Hundreds of mostly young people rallied in Yerevan on Thursday to demand that the Armenian authorities stop enforcing a controversial reform of the national pension system that was suspended by the Constitutional Court late last month.
The court froze the entry into force of a relevant government-drafted law at least until its ruling on an appeal lodged by Armenia’s four main opposition parties. It is scheduled to open hearings on the appeal on March 28.
The court order led to differing interpretations, however, with many state agencies and private firms continuing to deduct an extra 5-10 percent of the monthly wages of their employees born after 1973. The money has to be invested in private pension funds in accordance with the highly unpopular measure approved by the Armenian parliament late last year.
The protesters, most of them young professionals affected by the reform, accused the government of ignoring the Constitutional Court’s decision as they marched to key government buildings in central Yerevan. They said that employers are being forced by tax authorities to collect the extra social security taxes.
“The authorities distrust the Constitutional Court. Government representatives are worried that the Constitutional Court could once again make such a decision,” said Meri Khachatrian, a member of the Dem Em (I Am Against) pressure group campaigning against the reform.

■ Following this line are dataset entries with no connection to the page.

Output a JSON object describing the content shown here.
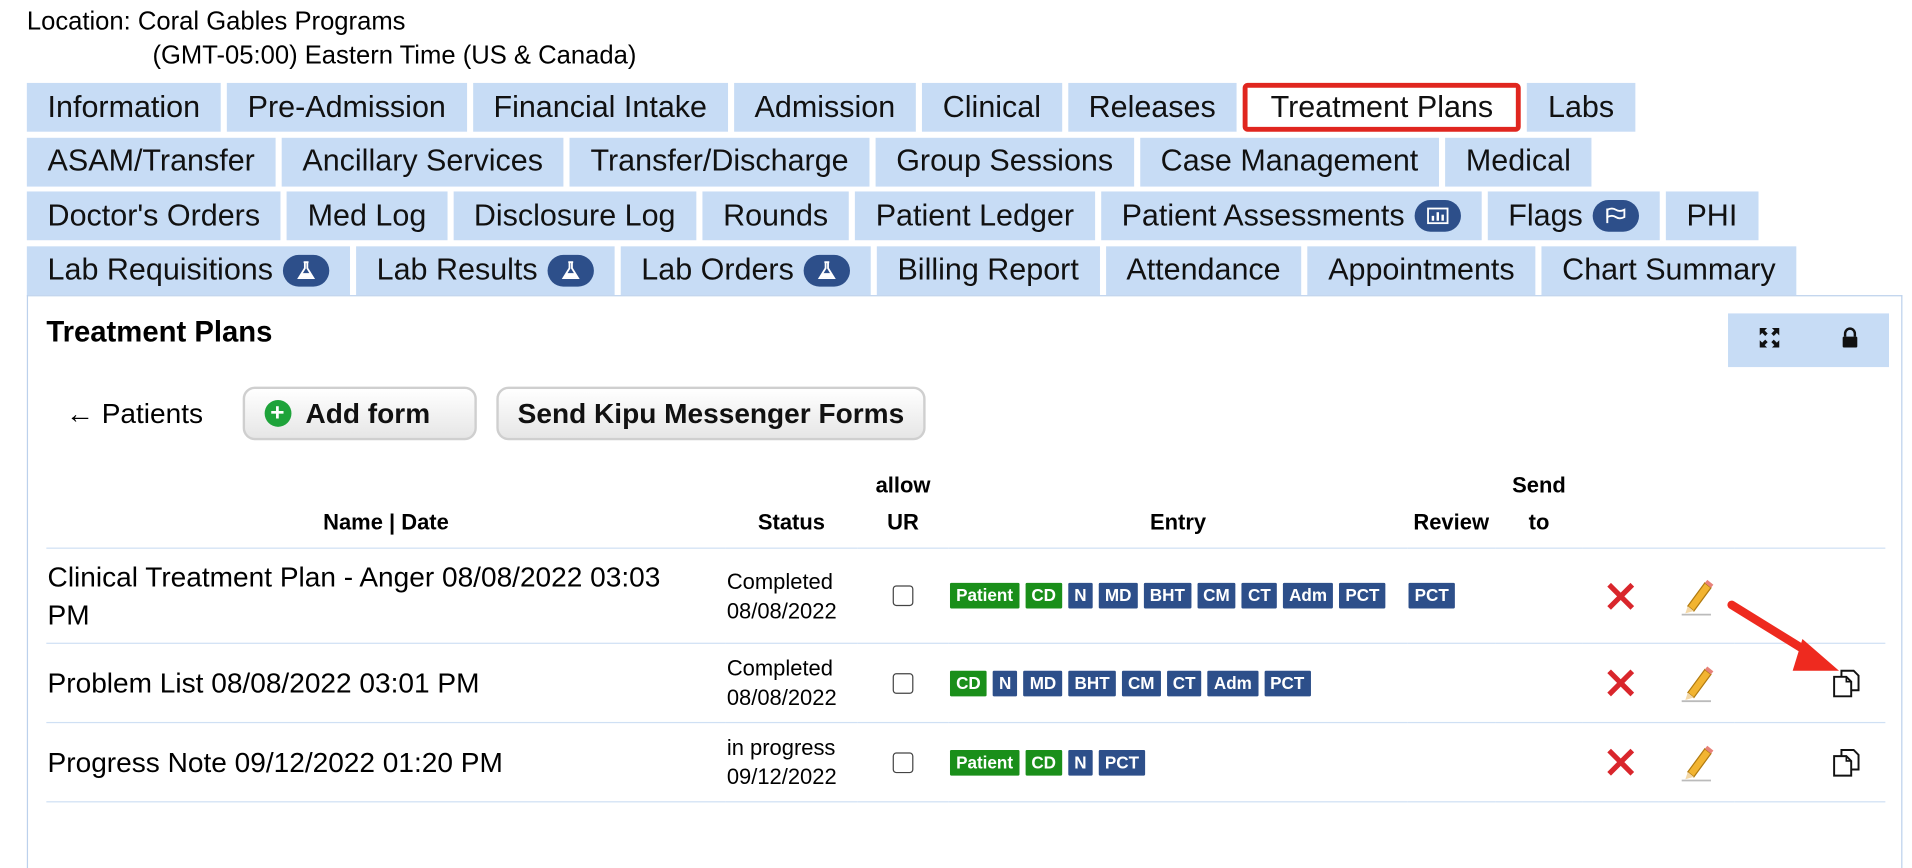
{
  "location": {
    "label": "Location: Coral Gables Programs",
    "timezone": "(GMT-05:00) Eastern Time (US & Canada)"
  },
  "tabs": {
    "rows": [
      [
        "Information",
        "Pre-Admission",
        "Financial Intake",
        "Admission",
        "Clinical",
        "Releases",
        "Treatment Plans",
        "Labs"
      ],
      [
        "ASAM/Transfer",
        "Ancillary Services",
        "Transfer/Discharge",
        "Group Sessions",
        "Case Management",
        "Medical"
      ],
      [
        "Doctor's Orders",
        "Med Log",
        "Disclosure Log",
        "Rounds",
        "Patient Ledger",
        "Patient Assessments",
        "Flags",
        "PHI"
      ],
      [
        "Lab Requisitions",
        "Lab Results",
        "Lab Orders",
        "Billing Report",
        "Attendance",
        "Appointments",
        "Chart Summary"
      ]
    ],
    "active": "Treatment Plans"
  },
  "panel": {
    "title": "Treatment Plans",
    "back_label": "← Patients",
    "add_form_label": "Add form",
    "send_messenger_label": "Send Kipu Messenger Forms"
  },
  "table": {
    "headers": {
      "name_date": "Name | Date",
      "status": "Status",
      "allow_ur_1": "allow",
      "allow_ur_2": "UR",
      "entry": "Entry",
      "review": "Review",
      "send_to_1": "Send",
      "send_to_2": "to"
    },
    "rows": [
      {
        "name": "Clinical Treatment Plan - Anger 08/08/2022 03:03 PM",
        "status": "Completed",
        "status_date": "08/08/2022",
        "allow_ur": false,
        "entry": [
          "Patient",
          "CD",
          "N",
          "MD",
          "BHT",
          "CM",
          "CT",
          "Adm",
          "PCT"
        ],
        "review": [
          "PCT"
        ],
        "has_copy": false
      },
      {
        "name": "Problem List 08/08/2022 03:01 PM",
        "status": "Completed",
        "status_date": "08/08/2022",
        "allow_ur": false,
        "entry": [
          "CD",
          "N",
          "MD",
          "BHT",
          "CM",
          "CT",
          "Adm",
          "PCT"
        ],
        "review": [],
        "has_copy": true
      },
      {
        "name": "Progress Note 09/12/2022 01:20 PM",
        "status": "in progress",
        "status_date": "09/12/2022",
        "allow_ur": false,
        "entry": [
          "Patient",
          "CD",
          "N",
          "PCT"
        ],
        "review": [],
        "has_copy": true
      }
    ]
  },
  "colors": {
    "tab_bg": "#c7dcf5",
    "active_tab_border": "#e0261f",
    "badge_blue": "#2d4f8a",
    "badge_green": "#1a8f1a",
    "delete_red": "#d9262c",
    "annotation_arrow": "#ee2a1f"
  },
  "icons": {
    "tab_badges": {
      "Patient Assessments": "bar-chart-icon",
      "Flags": "flag-icon",
      "Lab Requisitions": "flask-icon",
      "Lab Results": "flask-icon",
      "Lab Orders": "flask-icon"
    },
    "panel_tools": [
      "expand-icon",
      "lock-icon"
    ],
    "row_actions": [
      "delete-icon",
      "edit-pencil-icon",
      "copy-icon"
    ]
  }
}
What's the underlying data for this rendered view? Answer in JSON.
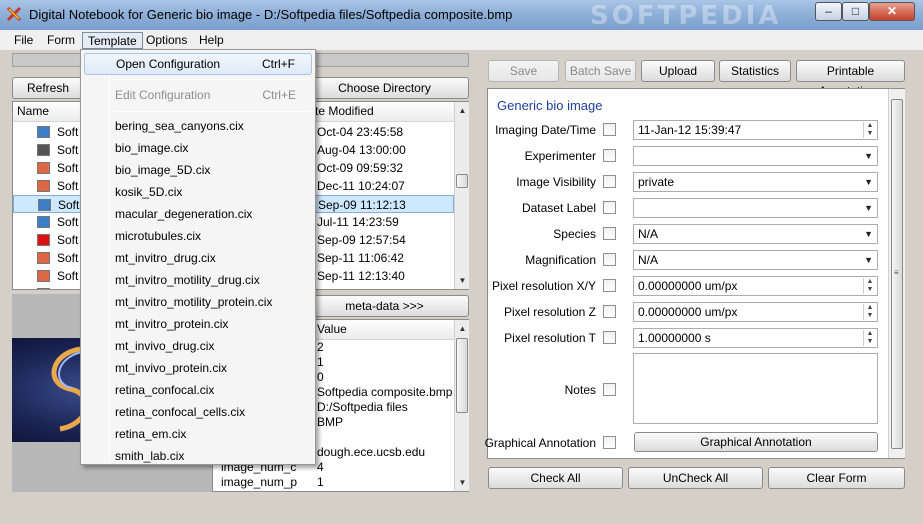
{
  "window": {
    "title": "Digital Notebook for Generic bio image - D:/Softpedia files/Softpedia composite.bmp",
    "watermark": "SOFTPEDIA",
    "minimize": "–",
    "maximize": "□",
    "close": "✕"
  },
  "menubar": [
    "File",
    "Form",
    "Template",
    "Options",
    "Help"
  ],
  "left": {
    "refresh": "Refresh",
    "choose_dir": "Choose Directory",
    "file_list": {
      "col_name": "Name",
      "col_modified": "te Modified",
      "names": [
        "Soft",
        "Soft",
        "Soft",
        "Soft",
        "Soft",
        "Soft",
        "Soft",
        "Soft",
        "Soft",
        "Soft"
      ],
      "modified": [
        "Oct-04 23:45:58",
        "Aug-04 13:00:00",
        "Oct-09 09:59:32",
        "Dec-11 10:24:07",
        "Sep-09 11:12:13",
        "Jul-11 14:23:59",
        "Sep-09 12:57:54",
        "Sep-11 11:06:42",
        "Sep-11 12:13:40"
      ]
    },
    "meta_button": "meta-data >>>",
    "meta_table": {
      "col_value": "Value",
      "values": [
        "2",
        "1",
        "0",
        "Softpedia composite.bmp",
        "D:/Softpedia files",
        "BMP",
        "",
        "dough.ece.ucsb.edu",
        "4",
        "1"
      ],
      "visible_keys": [
        "image_num_c",
        "image_num_p"
      ]
    }
  },
  "toolbar": {
    "save": "Save",
    "batch_save": "Batch Save",
    "upload": "Upload",
    "statistics": "Statistics",
    "printable": "Printable Annotations"
  },
  "form": {
    "heading": "Generic bio image",
    "imaging_date_label": "Imaging Date/Time",
    "imaging_date_value": "11-Jan-12 15:39:47",
    "experimenter_label": "Experimenter",
    "experimenter_value": "",
    "visibility_label": "Image Visibility",
    "visibility_value": "private",
    "dataset_label": "Dataset Label",
    "dataset_value": "",
    "species_label": "Species",
    "species_value": "N/A",
    "magnification_label": "Magnification",
    "magnification_value": "N/A",
    "pxy_label": "Pixel resolution X/Y",
    "pxy_value": "0.00000000 um/px",
    "pz_label": "Pixel resolution Z",
    "pz_value": "0.00000000 um/px",
    "pt_label": "Pixel resolution T",
    "pt_value": "1.00000000 s",
    "notes_label": "Notes",
    "graphical_label": "Graphical Annotation",
    "graphical_button": "Graphical Annotation"
  },
  "bottom": {
    "check_all": "Check All",
    "uncheck_all": "UnCheck All",
    "clear_form": "Clear Form"
  },
  "template_menu": {
    "open": "Open Configuration",
    "open_shortcut": "Ctrl+F",
    "edit": "Edit Configuration",
    "edit_shortcut": "Ctrl+E",
    "items": [
      "bering_sea_canyons.cix",
      "bio_image.cix",
      "bio_image_5D.cix",
      "kosik_5D.cix",
      "macular_degeneration.cix",
      "microtubules.cix",
      "mt_invitro_drug.cix",
      "mt_invitro_motility_drug.cix",
      "mt_invitro_motility_protein.cix",
      "mt_invitro_protein.cix",
      "mt_invivo_drug.cix",
      "mt_invivo_protein.cix",
      "retina_confocal.cix",
      "retina_confocal_cells.cix",
      "retina_em.cix",
      "smith_lab.cix"
    ]
  }
}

The protesters were joined by Raffi Hovannisian, the leader of the Zharangutyun party who was the main opposition candidate in the February 2013 presidential election. “At stake is the future of our young citizens,” he told RFE/RL’s Armenian service (Azatutyun.am).
The government has repeatedly defended the ongoing transition to a new pension system that will tie the size of Armenians’ future retirement benefits to their lifelong social security contributions. They say that the reform is urgently needed given Armenia’s aging population and other demographic problems.
“Rest assured that these reforms will produce positive results years later. We can’t live only in the present,” Eduard Sharmazanov, the 39-year-old spokesman for the ruling Republican Party of Armenia (HHK), insisted on Thursday.
Sharmazanov said that the continuing protests against the reform are natural. “Can you show me a democratic country where one or another segment of the society is not unhappy with any law?” he told reporters.
“Of course it’s a painful reform,” he said. “All reforms are painful. But we believe that the pension reform provides a systemic solution.”